Mechanistically, the effectiveness of ICB was linked to the metabolic state. The ATF6α-driven, glycolysis-heavy environment depleted key nutrients like glucose, which directly contributed to T cell exhaustion. Restoring FBP1 expression, which normalizes glucose metabolism, also enhanced the anti-tumour immune response and improved the efficacy of immunotherapy.
Finally, the study explored ATF6α as a direct therapeutic target. In several established mouse models of liver cancer (induced by chemicals or high-fat diet), reducing ATF6α activity was beneficial. This was achieved in three ways: 1) complete genetic knockout, 2) deleting ATF6α specifically in liver cells after tumours formed, and 3) using a therapeutic injection of antisense oligonucleotides (ASOs) designed to degrade Atf6 mRNA in the liver.

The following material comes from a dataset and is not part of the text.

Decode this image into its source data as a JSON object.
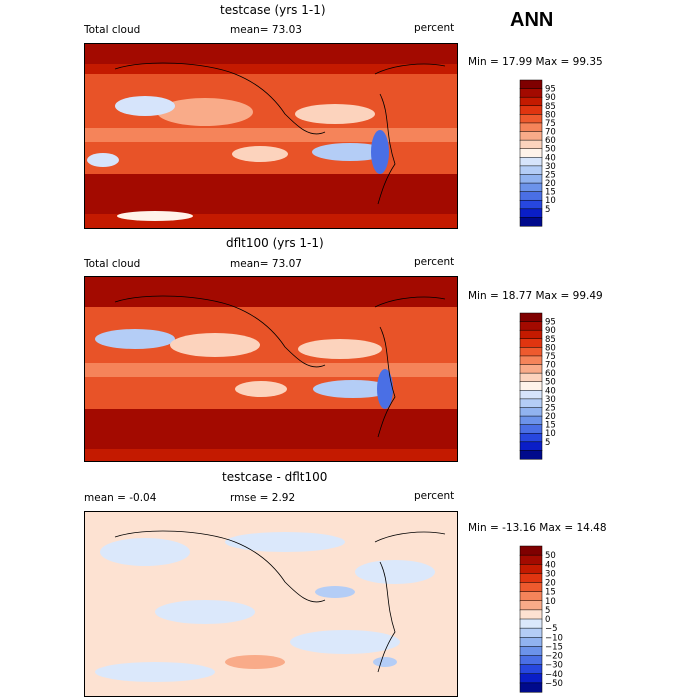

All three approaches significantly reduced liver tumour growth. The ASO treatment, a clinically relevant method, was particularly effective, reducing tumour progression and markers of cancer aggressiveness. This demonstrates the potential of targeting the ATF6α pathway itself for liver cancer treatment.
This work redefines ATF6α from a short-term adaptive protein to a central driver of liver cancer when chronically activated. It establishes a direct mechanistic chain: persistent ATF6α activation → direct repression of FBP1 → a metabolic shift to glycolysis → depletion of glucose/glycogen → worsened ER stress and promotion of tumour growth. This metabolic reprogramming also creates an immunosuppressive tumour environment by exhausting infiltrating T cells.
Paradoxically, this exhausted state makes the tumours more vulnerable to immune checkpoint inhibitors, identifying high ATF6α activity as a potential biomarker for predicting which HCC patients will best respond to immunotherapy. Furthermore, directly targeting the ATF6α pathway itself, for example with hepatocyte-directed ASOs, emerges as a promising new therapeutic strategy, potentially to be used alone or in combination with existing immunotherapies.